Much of the IT industry is project work, either on a fixed duration of time, or constrained by project funding. I've found that six month employment agreements are the norm, with six month extensions. Separations during recession are compounded by the H-1B program -- gaps in employment history are extended as new H-1B are invested in and reserved in advance of economic recovery. In preparing for an economic recovery, employers apply for an H-1B, paying fees and expending other resources six months in advance (Apr. 1 to Oct. 1), the final decision comes down to hiring the seasoned professional with an employment gap, or hiring the H-1B that has aready cost the company time and resources. Finally, new college graduates have been added during the recession, it's hardly fair that H-1B are reserved in April and most graduations occur in June.
I was a consultant at a place in the mid 1990s, worked endless 80 hour weeks, one week reaching 100 hours (all for 40 hours pay, of course) I was told by the client that they'd never seen harder workers, and got great reviews A few years later, I applied there a few times, and no response perdiod. Yet, my apartment was filling up with people who just came from India, and guessed where they all worked? And I'm a 'racist' for mentioning that? The author of this story refuses to see that the citizen tech worker has been on the receiving end of some of the worst racism for 10 plus years, thank to the lies of guys like him, lies he's still telling to this day He doesnt like being called out, so he swings the race card around
You accusations of racism is total bull! Hundreds of thousands if not millions of US STEM workers are being displaced by low cost economic refugees from third world countries, primarily India, every decade. That is a fact! People are upset. They are losing their jobs, their homes, their communities and finally their country. Call it racism all you want, but it is total anger! We can correct the injustices of this visa now, or just sweep the problem under the rug by calling the victims of this injustice slanderous names.

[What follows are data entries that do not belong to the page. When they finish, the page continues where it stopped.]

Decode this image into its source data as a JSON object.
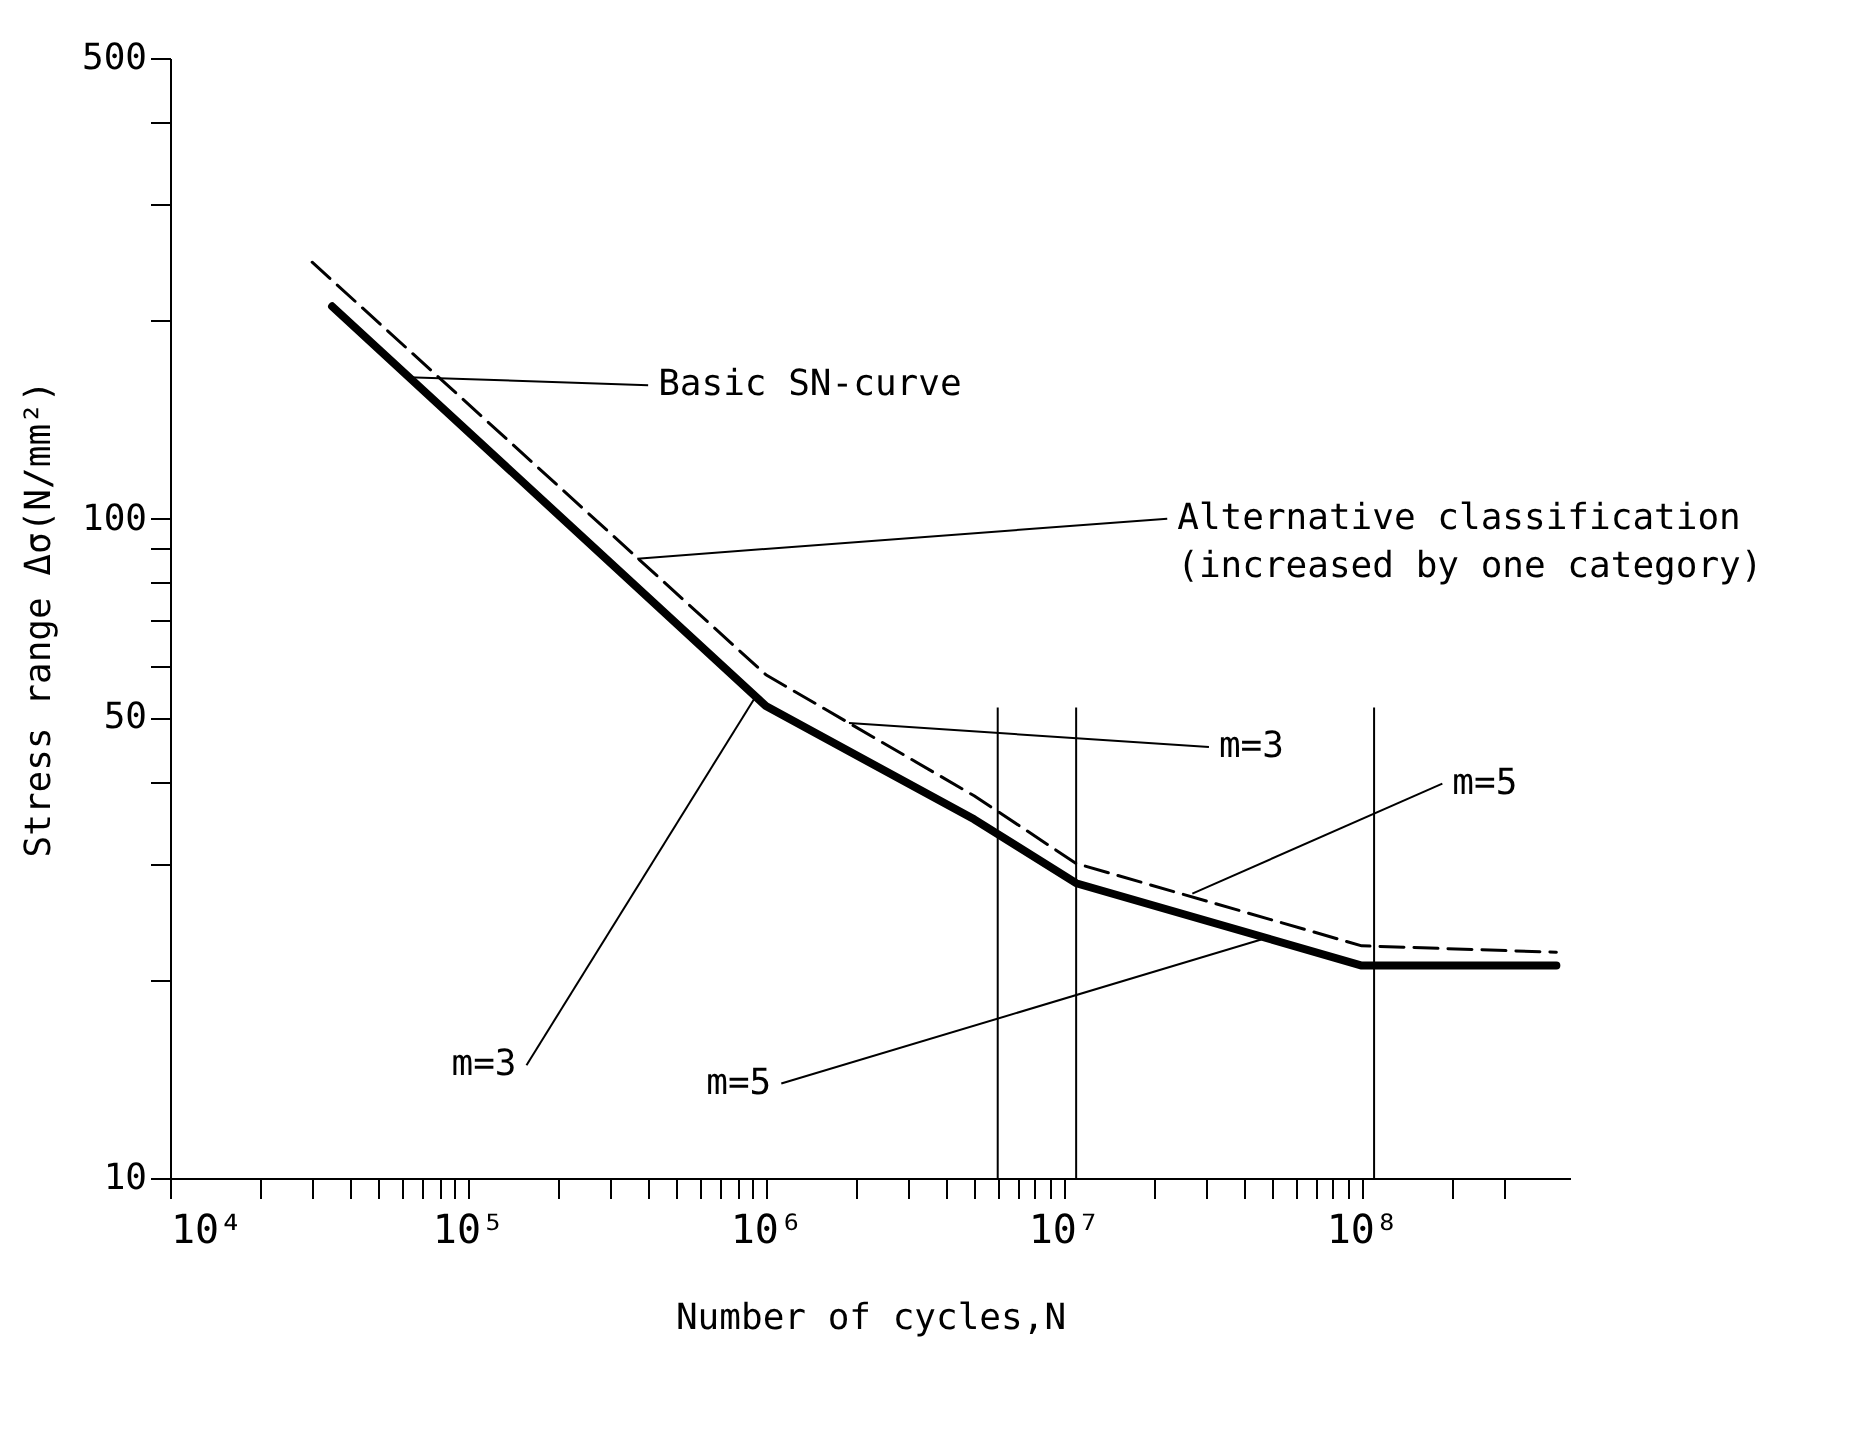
{
  "chart_data": {
    "type": "line",
    "xlabel": "Number of cycles,N",
    "ylabel": "Stress range Δσ(N/mm²)",
    "log": "xy",
    "grid": false,
    "marker": "none",
    "xlim": [
      10000,
      500000000
    ],
    "ylim": [
      10,
      500
    ],
    "xticks": [
      {
        "value": 10000,
        "label": "10⁴"
      },
      {
        "value": 20000,
        "label": null
      },
      {
        "value": 30000,
        "label": null
      },
      {
        "value": 40000,
        "label": null
      },
      {
        "value": 50000,
        "label": null
      },
      {
        "value": 60000,
        "label": null
      },
      {
        "value": 70000,
        "label": null
      },
      {
        "value": 80000,
        "label": null
      },
      {
        "value": 90000,
        "label": null
      },
      {
        "value": 100000,
        "label": "10⁵"
      },
      {
        "value": 200000,
        "label": null
      },
      {
        "value": 300000,
        "label": null
      },
      {
        "value": 400000,
        "label": null
      },
      {
        "value": 500000,
        "label": null
      },
      {
        "value": 600000,
        "label": null
      },
      {
        "value": 700000,
        "label": null
      },
      {
        "value": 800000,
        "label": null
      },
      {
        "value": 900000,
        "label": null
      },
      {
        "value": 1000000,
        "label": "10⁶"
      },
      {
        "value": 2000000,
        "label": null
      },
      {
        "value": 3000000,
        "label": null
      },
      {
        "value": 4000000,
        "label": null
      },
      {
        "value": 5000000,
        "label": null
      },
      {
        "value": 6000000,
        "label": null
      },
      {
        "value": 7000000,
        "label": null
      },
      {
        "value": 8000000,
        "label": null
      },
      {
        "value": 9000000,
        "label": null
      },
      {
        "value": 10000000,
        "label": "10⁷"
      },
      {
        "value": 20000000,
        "label": null
      },
      {
        "value": 30000000,
        "label": null
      },
      {
        "value": 40000000,
        "label": null
      },
      {
        "value": 50000000,
        "label": null
      },
      {
        "value": 60000000,
        "label": null
      },
      {
        "value": 70000000,
        "label": null
      },
      {
        "value": 80000000,
        "label": null
      },
      {
        "value": 90000000,
        "label": null
      },
      {
        "value": 100000000,
        "label": "10⁸"
      },
      {
        "value": 200000000,
        "label": null
      },
      {
        "value": 300000000,
        "label": null
      }
    ],
    "yticks": [
      10,
      {
        "value": 20,
        "label": null
      },
      {
        "value": 30,
        "label": null
      },
      {
        "value": 40,
        "label": null
      },
      50,
      {
        "value": 60,
        "label": null
      },
      {
        "value": 70,
        "label": null
      },
      {
        "value": 80,
        "label": null
      },
      {
        "value": 90,
        "label": null
      },
      100,
      {
        "value": 200,
        "label": null
      },
      {
        "value": 300,
        "label": null
      },
      {
        "value": 400,
        "label": null
      },
      500
    ],
    "series": [
      {
        "color": "#000000",
        "line_style": "solid",
        "x": [
          35000,
          1000000,
          5000000,
          11000000,
          100000000,
          450000000
        ],
        "values": [
          210,
          52,
          35,
          28,
          21,
          21
        ]
      },
      {
        "color": "#000000",
        "line_style": "dashed",
        "x": [
          30000,
          1000000,
          5000000,
          11000000,
          100000000,
          450000000
        ],
        "values": [
          245,
          58,
          38,
          30,
          22.5,
          22
        ]
      }
    ],
    "ref_lines": [
      {
        "axis": "x",
        "value": 6000000,
        "label": null,
        "color": "#000000"
      },
      {
        "axis": "x",
        "value": 11000000,
        "label": null,
        "color": "#000000"
      },
      {
        "axis": "x",
        "value": 110000000,
        "label": null,
        "color": "#000000"
      }
    ],
    "annotations": [
      {
        "text": "Basic SN-curve",
        "x": 63000,
        "y": 164
      },
      {
        "text": "Alternative classification\n(increased by one category)",
        "x": 370000,
        "y": 87
      },
      {
        "text": "m=3",
        "x": 1900000,
        "y": 49
      },
      {
        "text": "m=3",
        "x": 930000,
        "y": 54
      },
      {
        "text": "m=5",
        "x": 27000000,
        "y": 27
      },
      {
        "text": "m=5",
        "x": 46000000,
        "y": 23
      }
    ]
  }
}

You are quite mistaken in your notion of "economic refugee". Indians in the US already represent the highest strata economically and educationally in the US. If I were to drop all this and go back home to India, I am confident of landing a job that would accord me as decent a lifestyle as I currently enjoy. I would even get to enjoy Diwali with my parents (something I haven't done in 15 years). What I would miss is the approach to life that I so admire here. That said, I haven't met anyone that has personally begrudged my stay in the US...over 10 years! If I meet enough people that make me feel like an economic refugee, I would definitely consider moving on. Given the fact that I've gone a decade in the US without ever feeling unwanted (these posts don't count), I am hopeful of the dominance of good American decency in my everyday experiences.